Moms, be a positive role model! If your daughter always hears you complaining about your ‘love-handles’ or making negative statements about your looks, age, weight, etc., realize that you are setting up a pattern for her own problems in the future. Children tend not to listen to what you say is right, but they always watch what you do.
Dad, be more involved! Just because she’s a girl, don’t think you cannot identify with her–you were once young, foolish, questioning yourself, and wondering how to cope–now you must support her in this crucial time of life. The daddy who is kind, humorous, patient and interested helps build a positive image of what a male should be in his daughter’s mind and heart. Each man she chooses to be close to later will reflect in some way–positive or negative–what you have shown her as she grew up.
Little girls need dolls that look like them, not some model or sexy actress! Dr. Lisa Williams is revolutionizing the toy industry with her dolls in the ‘Positively Perfect’ line. She says, “I am a mom and former professor, so I have always wanted to inspire the best in young people. In 2010, the World of Entertainment, Publishing and Inspiration (World of EPI) was formed with the mission of expressing joy by providing children access to dolls that encourage dreams, promote intelligence, challenge perceptions, and open their hearts to all types of beauty…Every doll represents positive statements, such as “I am proud,” “I am smart,” or “I am beautiful.” They are lovingly designed to show the beauty in our diversity, from curly to straight hair and buttercream to chocolate skin.” You can find out more at her website, http://positivelyperfectdolls.com/, and see her lovely Latina dolls!
Here is a short list of positive, life-affirming books to assist your little Latina in becoming the BEST she can be! You can either order these from Amazon.com, or get them used (still in good condition) for much less at Half.com :
Good Night Captain Mama/Buenas Noches Capitán Mamá, by Graciela Tiscareno-Sato (Author) , Linda Lens (Illustrator)-This the first bilingual children’s picture book showing young children why women and mommies wear military uniforms and serve in our nation’s armed forces.

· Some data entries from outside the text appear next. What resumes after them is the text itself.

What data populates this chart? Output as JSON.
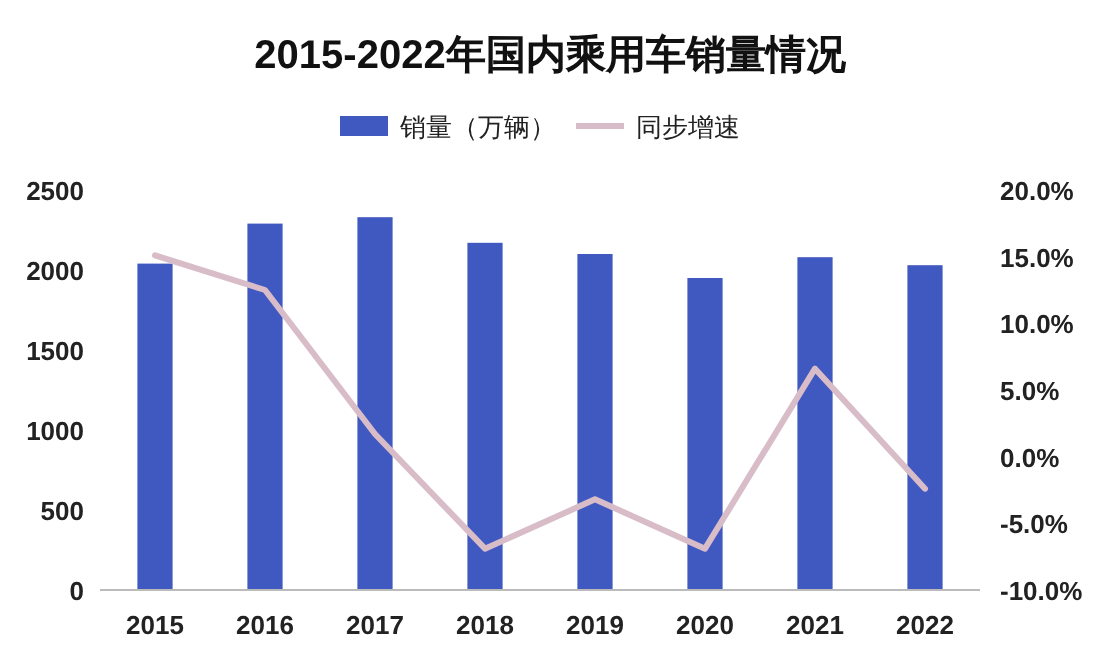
{
  "chart_data": {
    "type": "bar",
    "title": "2015-2022年国内乘用车销量情况",
    "categories": [
      "2015",
      "2016",
      "2017",
      "2018",
      "2019",
      "2020",
      "2021",
      "2022"
    ],
    "series": [
      {
        "name": "销量（万辆）",
        "color": "#4059c0",
        "values": [
          2040,
          2290,
          2330,
          2170,
          2100,
          1950,
          2080,
          2030
        ]
      },
      {
        "name": "同步增速",
        "type": "line",
        "axis": "y2",
        "color": "#d8bcc8",
        "values": [
          15.1,
          12.5,
          1.7,
          -6.9,
          -3.2,
          -6.9,
          6.6,
          -2.4
        ]
      }
    ],
    "ylim": [
      0,
      2500
    ],
    "yticks": [
      0,
      500,
      1000,
      1500,
      2000,
      2500
    ],
    "y2lim": [
      -10,
      20
    ],
    "y2ticks": [
      {
        "value": -10,
        "label": "-10.0%"
      },
      {
        "value": -5,
        "label": "-5.0%"
      },
      {
        "value": 0,
        "label": "0.0%"
      },
      {
        "value": 5,
        "label": "5.0%"
      },
      {
        "value": 10,
        "label": "10.0%"
      },
      {
        "value": 15,
        "label": "15.0%"
      },
      {
        "value": 20,
        "label": "20.0%"
      }
    ],
    "legend": "top",
    "grid": false
  }
}
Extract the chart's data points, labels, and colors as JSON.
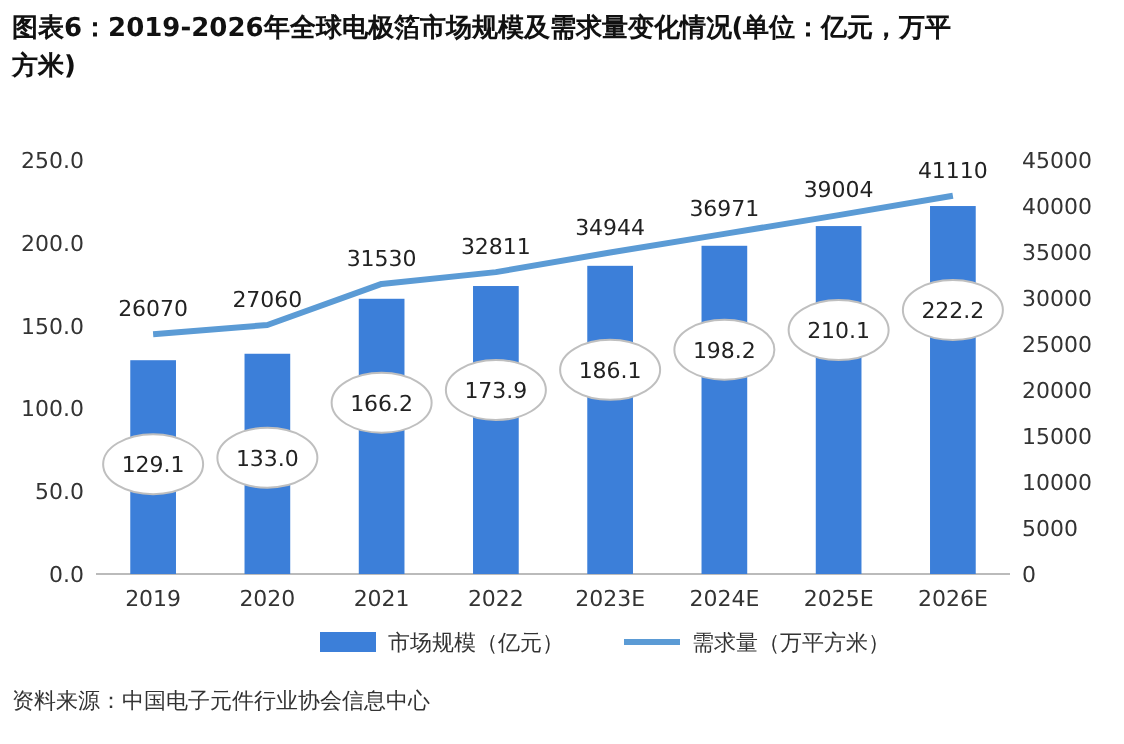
{
  "chart_data": {
    "type": "bar",
    "title": "图表6：2019-2026年全球电极箔市场规模及需求量变化情况(单位：亿元，万平方米)",
    "categories": [
      "2019",
      "2020",
      "2021",
      "2022",
      "2023E",
      "2024E",
      "2025E",
      "2026E"
    ],
    "series": [
      {
        "name": "市场规模（亿元）",
        "color": "#3c7fd9",
        "values": [
          129.1,
          133.0,
          166.2,
          173.9,
          186.1,
          198.2,
          210.1,
          222.2
        ],
        "value_labels": [
          "129.1",
          "133.0",
          "166.2",
          "173.9",
          "186.1",
          "198.2",
          "210.1",
          "222.2"
        ]
      },
      {
        "name": "需求量（万平方米）",
        "type": "line",
        "axis": "y2",
        "color": "#5b9bd5",
        "values": [
          26070,
          27060,
          31530,
          32811,
          34944,
          36971,
          39004,
          41110
        ]
      }
    ],
    "ylim": [
      0,
      250
    ],
    "yticks": [
      {
        "value": 0,
        "label": "0.0"
      },
      {
        "value": 50,
        "label": "50.0"
      },
      {
        "value": 100,
        "label": "100.0"
      },
      {
        "value": 150,
        "label": "150.0"
      },
      {
        "value": 200,
        "label": "200.0"
      },
      {
        "value": 250,
        "label": "250.0"
      }
    ],
    "y2lim": [
      0,
      45000
    ],
    "y2ticks": [
      0,
      5000,
      10000,
      15000,
      20000,
      25000,
      30000,
      35000,
      40000,
      45000
    ],
    "data_labels": true,
    "legend": "bottom",
    "grid": false,
    "annotations": [
      "资料来源：中国电子元件行业协会信息中心"
    ]
  }
}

When Christmas Feels Like Home, by Gretchen Griffith (Author) , Carolina Farias (Illustrator)- When Juan moves from a small village in Mexico to a town in the United States, he fears that he’ll never feel at home in this strange new place.

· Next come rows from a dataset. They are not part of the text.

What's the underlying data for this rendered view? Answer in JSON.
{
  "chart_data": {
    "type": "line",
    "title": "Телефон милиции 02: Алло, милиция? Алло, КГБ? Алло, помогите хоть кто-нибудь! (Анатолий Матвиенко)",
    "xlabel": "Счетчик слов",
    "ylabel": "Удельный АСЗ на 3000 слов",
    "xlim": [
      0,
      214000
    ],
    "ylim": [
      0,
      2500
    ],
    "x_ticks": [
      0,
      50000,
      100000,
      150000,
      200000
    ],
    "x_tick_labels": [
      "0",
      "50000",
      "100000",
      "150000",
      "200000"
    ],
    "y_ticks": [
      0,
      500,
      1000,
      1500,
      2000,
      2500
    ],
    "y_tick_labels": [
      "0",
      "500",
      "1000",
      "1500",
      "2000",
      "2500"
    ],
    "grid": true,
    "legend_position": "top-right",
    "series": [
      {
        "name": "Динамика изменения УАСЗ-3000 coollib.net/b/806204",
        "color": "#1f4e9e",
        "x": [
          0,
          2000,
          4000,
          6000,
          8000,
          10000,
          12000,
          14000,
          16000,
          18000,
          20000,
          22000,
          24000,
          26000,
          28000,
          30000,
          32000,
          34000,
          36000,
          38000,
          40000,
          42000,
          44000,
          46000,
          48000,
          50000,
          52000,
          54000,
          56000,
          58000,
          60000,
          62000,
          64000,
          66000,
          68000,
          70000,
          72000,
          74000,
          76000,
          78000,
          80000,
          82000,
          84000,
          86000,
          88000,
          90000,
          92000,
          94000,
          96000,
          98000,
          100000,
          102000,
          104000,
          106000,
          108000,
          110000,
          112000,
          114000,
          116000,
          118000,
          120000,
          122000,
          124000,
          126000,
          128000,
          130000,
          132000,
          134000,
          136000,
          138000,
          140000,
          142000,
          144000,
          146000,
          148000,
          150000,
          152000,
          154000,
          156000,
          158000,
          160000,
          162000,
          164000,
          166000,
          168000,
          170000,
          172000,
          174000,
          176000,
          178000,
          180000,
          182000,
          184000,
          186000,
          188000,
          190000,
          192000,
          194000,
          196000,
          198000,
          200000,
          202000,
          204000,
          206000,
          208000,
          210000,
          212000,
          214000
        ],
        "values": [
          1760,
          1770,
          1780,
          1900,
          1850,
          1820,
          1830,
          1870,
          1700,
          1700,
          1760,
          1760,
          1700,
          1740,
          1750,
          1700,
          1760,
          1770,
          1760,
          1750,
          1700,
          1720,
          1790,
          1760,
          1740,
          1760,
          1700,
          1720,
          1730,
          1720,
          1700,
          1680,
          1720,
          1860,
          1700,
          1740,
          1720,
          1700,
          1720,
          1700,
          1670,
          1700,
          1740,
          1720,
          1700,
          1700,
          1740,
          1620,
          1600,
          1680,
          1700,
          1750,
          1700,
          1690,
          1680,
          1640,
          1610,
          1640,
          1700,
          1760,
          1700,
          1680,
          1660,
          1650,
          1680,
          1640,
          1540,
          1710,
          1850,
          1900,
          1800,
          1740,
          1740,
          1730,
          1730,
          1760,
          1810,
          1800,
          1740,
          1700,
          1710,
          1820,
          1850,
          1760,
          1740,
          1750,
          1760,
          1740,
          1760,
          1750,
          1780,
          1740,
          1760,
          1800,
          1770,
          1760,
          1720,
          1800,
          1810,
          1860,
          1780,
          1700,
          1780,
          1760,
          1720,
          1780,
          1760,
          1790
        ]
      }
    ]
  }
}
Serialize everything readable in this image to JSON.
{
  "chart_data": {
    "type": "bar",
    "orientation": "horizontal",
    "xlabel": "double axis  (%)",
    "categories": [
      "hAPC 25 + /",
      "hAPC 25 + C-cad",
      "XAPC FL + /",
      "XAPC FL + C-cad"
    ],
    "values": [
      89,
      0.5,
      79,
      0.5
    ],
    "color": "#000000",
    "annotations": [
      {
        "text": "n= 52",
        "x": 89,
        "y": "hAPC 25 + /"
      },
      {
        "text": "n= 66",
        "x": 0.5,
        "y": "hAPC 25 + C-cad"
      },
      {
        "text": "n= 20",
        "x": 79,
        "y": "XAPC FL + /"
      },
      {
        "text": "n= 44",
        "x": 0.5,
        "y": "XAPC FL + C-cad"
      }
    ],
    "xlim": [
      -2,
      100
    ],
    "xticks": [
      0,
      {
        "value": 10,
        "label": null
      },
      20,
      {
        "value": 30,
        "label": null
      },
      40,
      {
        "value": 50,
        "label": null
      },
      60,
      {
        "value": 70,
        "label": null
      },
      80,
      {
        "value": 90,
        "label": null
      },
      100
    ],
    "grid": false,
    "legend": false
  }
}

The Poet Upstairs, by Judith Ortiz Cofer (Author) , Oscar Ortiz (Illustrator)- When homesick Juliana’s cold causes her to stay home from school one blistery, snowy day, she makes a new friend in the poet who lives upstairs.
Becoming Naomi Leon, by Pam Munoz Ryan (Author)- Between having a very unique name, not-so-hip-clothes, and an absentee-madre, Naomi Soledad Outlaw has a lot to deal with in her young life. Despite her abuelita’s attempts to help Naomi see the bright side of every situation, Naomi still feels like “a nobody.”
Arturo and the Navidad Birds, by Anne Broyles (Author) , KE Lewis (Illustrator)- Young Arturo loves decorating the Christmas tree with his “Abuelita Rosa.” For every ornament they hang together, Abuelita Rosa shares a new piece of their Central American family’s history with Arturo.